3 Ways to Grow Your Small Law Firm
Is it time to take your small law firm to the next level?
Maybe you’ve seen that there is an increasing demand for the sort of services that you deliver. Perhaps you have decided you could do better work with the help of a team. Maybe you just need to hire staff so you can enjoy a vacation without having to worry about your work. Or maybe you just see the potential for bigger earnings.
All of these reasons are great objectives for you to expand your business. However, growing your law firm too quickly without a thoughtful plan can have disastrous outcomes.
If you want to grow your small law firm or even your solo practice by adding more staff, covering more locations or adding more practice areas, then you must follow many steps. Next, you need to recognise your law practice’s most valuable financial indicators so you can easily have an effective strategy to ensure that you can grow your small law firm. Above all, you must consider getting your small law firm running as efficiently as possible.

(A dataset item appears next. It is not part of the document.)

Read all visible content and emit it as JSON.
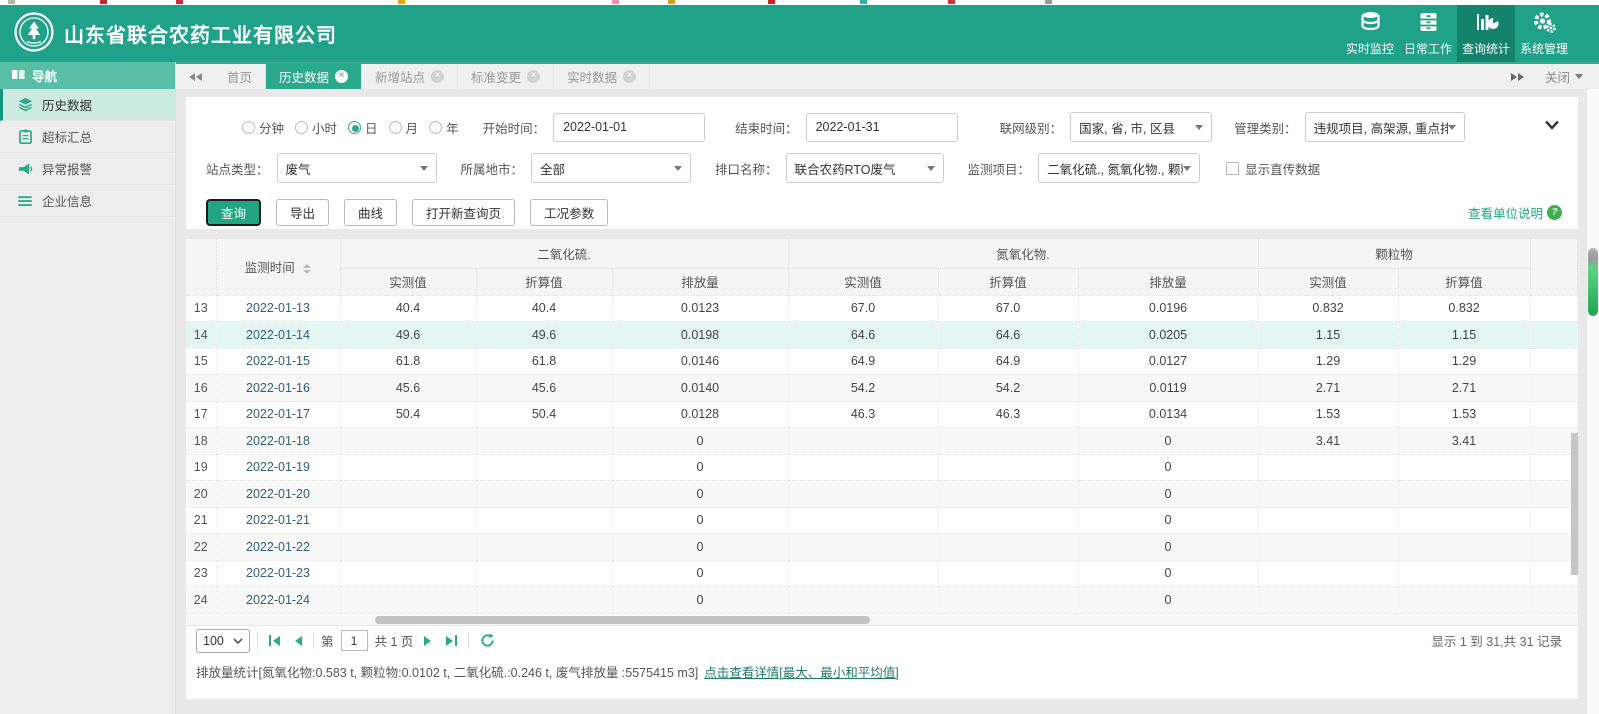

1. Have an effective law practice management system in place
Lawyers know all about the importance of documentation for their legal cases, but they don’t always take the time to keep a record of their internal business practices.

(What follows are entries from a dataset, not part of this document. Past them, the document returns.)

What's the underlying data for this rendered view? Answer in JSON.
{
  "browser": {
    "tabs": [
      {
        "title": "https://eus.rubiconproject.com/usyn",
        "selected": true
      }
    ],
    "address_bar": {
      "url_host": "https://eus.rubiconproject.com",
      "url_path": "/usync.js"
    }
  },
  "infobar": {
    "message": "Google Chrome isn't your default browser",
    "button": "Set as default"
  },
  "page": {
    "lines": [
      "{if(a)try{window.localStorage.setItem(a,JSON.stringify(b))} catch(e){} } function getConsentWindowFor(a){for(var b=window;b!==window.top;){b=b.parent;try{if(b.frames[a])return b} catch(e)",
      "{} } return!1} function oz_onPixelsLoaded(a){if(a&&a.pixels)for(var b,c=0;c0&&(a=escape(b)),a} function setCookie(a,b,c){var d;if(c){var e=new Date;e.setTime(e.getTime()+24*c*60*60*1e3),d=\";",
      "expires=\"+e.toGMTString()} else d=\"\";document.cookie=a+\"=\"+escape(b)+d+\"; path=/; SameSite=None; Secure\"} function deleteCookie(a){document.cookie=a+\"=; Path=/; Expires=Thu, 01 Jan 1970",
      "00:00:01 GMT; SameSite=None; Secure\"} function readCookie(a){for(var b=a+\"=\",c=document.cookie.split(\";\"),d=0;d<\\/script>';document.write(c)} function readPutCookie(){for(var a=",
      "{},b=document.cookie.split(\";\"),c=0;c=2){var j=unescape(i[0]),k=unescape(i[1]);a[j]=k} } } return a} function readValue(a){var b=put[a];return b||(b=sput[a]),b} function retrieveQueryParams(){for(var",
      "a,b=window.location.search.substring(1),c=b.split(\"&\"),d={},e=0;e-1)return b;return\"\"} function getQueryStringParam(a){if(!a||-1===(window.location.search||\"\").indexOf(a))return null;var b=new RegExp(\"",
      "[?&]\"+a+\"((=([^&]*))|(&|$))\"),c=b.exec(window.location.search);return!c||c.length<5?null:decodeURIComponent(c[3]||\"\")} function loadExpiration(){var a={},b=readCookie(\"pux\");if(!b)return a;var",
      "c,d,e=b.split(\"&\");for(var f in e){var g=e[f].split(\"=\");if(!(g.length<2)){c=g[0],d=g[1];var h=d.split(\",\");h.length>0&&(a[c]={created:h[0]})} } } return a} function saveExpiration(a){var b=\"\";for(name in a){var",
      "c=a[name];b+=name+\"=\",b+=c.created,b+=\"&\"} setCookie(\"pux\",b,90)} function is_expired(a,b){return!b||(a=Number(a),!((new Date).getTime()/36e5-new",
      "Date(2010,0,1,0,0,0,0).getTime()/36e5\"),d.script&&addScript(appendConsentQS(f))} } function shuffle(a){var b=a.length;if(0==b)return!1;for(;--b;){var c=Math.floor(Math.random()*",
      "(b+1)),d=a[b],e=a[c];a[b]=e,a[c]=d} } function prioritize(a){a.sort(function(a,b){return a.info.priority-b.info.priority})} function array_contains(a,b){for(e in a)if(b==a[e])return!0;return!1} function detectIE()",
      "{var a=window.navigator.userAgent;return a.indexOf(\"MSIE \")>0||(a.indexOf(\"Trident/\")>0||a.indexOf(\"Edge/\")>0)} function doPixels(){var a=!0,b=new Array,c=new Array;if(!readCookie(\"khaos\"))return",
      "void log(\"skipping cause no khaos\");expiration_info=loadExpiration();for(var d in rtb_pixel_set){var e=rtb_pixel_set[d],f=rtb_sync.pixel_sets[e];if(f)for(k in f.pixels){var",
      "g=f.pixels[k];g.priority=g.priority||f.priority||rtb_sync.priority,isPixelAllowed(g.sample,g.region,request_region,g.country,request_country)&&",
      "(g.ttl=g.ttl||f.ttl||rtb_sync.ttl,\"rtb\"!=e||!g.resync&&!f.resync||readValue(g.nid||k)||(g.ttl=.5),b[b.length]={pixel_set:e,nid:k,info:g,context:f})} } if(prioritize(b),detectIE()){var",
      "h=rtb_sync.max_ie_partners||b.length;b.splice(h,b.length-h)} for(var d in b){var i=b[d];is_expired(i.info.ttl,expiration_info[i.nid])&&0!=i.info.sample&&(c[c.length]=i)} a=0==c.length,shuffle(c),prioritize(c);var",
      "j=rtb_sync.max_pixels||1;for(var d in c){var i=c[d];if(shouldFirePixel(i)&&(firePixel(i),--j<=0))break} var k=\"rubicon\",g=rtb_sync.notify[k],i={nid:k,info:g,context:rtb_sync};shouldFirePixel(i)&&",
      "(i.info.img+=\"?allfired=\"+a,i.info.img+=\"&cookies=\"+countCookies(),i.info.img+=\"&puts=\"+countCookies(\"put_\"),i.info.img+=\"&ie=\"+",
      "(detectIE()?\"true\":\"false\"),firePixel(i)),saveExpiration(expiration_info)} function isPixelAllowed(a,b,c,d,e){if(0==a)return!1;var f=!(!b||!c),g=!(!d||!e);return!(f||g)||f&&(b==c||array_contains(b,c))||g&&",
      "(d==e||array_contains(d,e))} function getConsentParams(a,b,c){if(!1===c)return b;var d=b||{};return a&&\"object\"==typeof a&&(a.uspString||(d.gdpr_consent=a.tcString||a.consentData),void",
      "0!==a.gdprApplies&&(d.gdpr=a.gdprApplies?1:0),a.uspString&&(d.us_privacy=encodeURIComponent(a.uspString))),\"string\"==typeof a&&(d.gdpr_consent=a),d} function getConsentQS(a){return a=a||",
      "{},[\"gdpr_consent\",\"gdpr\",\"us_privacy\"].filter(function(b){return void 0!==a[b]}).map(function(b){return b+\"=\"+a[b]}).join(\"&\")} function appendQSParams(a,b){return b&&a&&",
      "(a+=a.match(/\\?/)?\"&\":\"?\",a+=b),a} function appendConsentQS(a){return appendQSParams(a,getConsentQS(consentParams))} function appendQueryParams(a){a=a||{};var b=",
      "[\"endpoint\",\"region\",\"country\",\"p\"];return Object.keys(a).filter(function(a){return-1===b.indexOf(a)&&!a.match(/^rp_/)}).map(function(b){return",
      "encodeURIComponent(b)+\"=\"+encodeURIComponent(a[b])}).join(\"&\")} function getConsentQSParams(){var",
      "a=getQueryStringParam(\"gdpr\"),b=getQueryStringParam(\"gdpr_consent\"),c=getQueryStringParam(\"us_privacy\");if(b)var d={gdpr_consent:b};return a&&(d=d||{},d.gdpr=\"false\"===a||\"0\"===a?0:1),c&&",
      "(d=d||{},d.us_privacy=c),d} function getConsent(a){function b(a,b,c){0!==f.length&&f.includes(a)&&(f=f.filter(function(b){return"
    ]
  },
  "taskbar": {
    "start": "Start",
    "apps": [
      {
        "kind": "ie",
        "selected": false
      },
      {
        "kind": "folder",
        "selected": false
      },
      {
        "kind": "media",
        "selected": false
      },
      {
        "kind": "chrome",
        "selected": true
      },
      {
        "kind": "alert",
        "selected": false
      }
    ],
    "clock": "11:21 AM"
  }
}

Instructions for oft-repeated tasks like filing documents, contacting clients, signing in visitors, and scheduling meetings should be clear and easy to access for everyone on staff.
Having an effective tool to establish such procedures for these tasks will remove friction and enable the work to happen quickly and easily. Setting all of your procedures before you decide to grow your small law firm can lead to a wide array of good things:
- It frees up the funds you need for growth by saving you time on tedious tasks and enabling you to bill for more profitable tasks with that saved time.
- It ensures that you have a solid procedural foundation to build on (your processes will only get more complicated as additional people, places or subject areas get involved)
- It makes it easier to hire potential employees because you’ll have a clearer idea of what you expect them to do.
Becoming truly systems-focused requires a long-term commitment from the leadership. Your staff will ignore procedures if they’re not seen as a critical job priority. And as soon as documents get outdated, they become useless for training and staff turnover management.
2- Decide what tasks to delegate
If growth is the goal, the law firm’s top management must prioritize tasks that allow the growth: I.e, the services or practice areas that bring the most revenues. That usually means that they can’t handle all the tasks that they used to be responsible for.
Delegation can be particularly difficult for lawyers at small firms. For owners to manage growth successfully, they must stop looking at the law practice as a personal extension and start seeing it as an independent company that can operate without them.
Here are a few examples of tasks that lawyers delegate effectively to free up their own time for more profitable work:
Client Service
By having a tool that ensures effective and on-time collaboration between lawyers and clients, you can easily handle all clients requests and free up time for lawyers to bill for more expensive work. But in the process, you also increase client satisfaction and, therefore, increase your chances of getting referrals and keeping clients long-term.
Accounting
Most owners are habitual with outsourcing their taxes to accountants. But smart owners know that they can also delegate tasks like invoicing, bill collection, and payroll to dedicated professionals or software programs.
Case Management
There are plenty of legal-specific tools on the market today that make it easier for lawyers to manage cases, contracts, notes, dates, schedules, expenses, time tracking, and client communications for their cases in one place.
Lexzur is the ultimate law firm management system equipped with easy-to-use client portals to let your clients check on their case details without ever having to call your law firm.
3. Set Up Financial Benchmarks Before Hiring
If you’re considering making a hire, things are probably going well for your practice right now. You might even be feeling overwhelmed with all the work on your plate. Hiring to get yourself the help you need might seem like a no-brainer.
But a full-time hire is a big commitment.No one wants to have to make a hire just to let them go a short time later.
That’s why you need to carefully calculate how much it will cost to hire someone for any given role. Then, calculate how many new clients, engagements, or hours billed you to need to hit to afford to pay them long-term.
It’s highly recommended that small law firms handle some numbers before they make a hire. These statistics include the average fee per client, the number of meetings for the last three months, and the average cost to acquire a new client.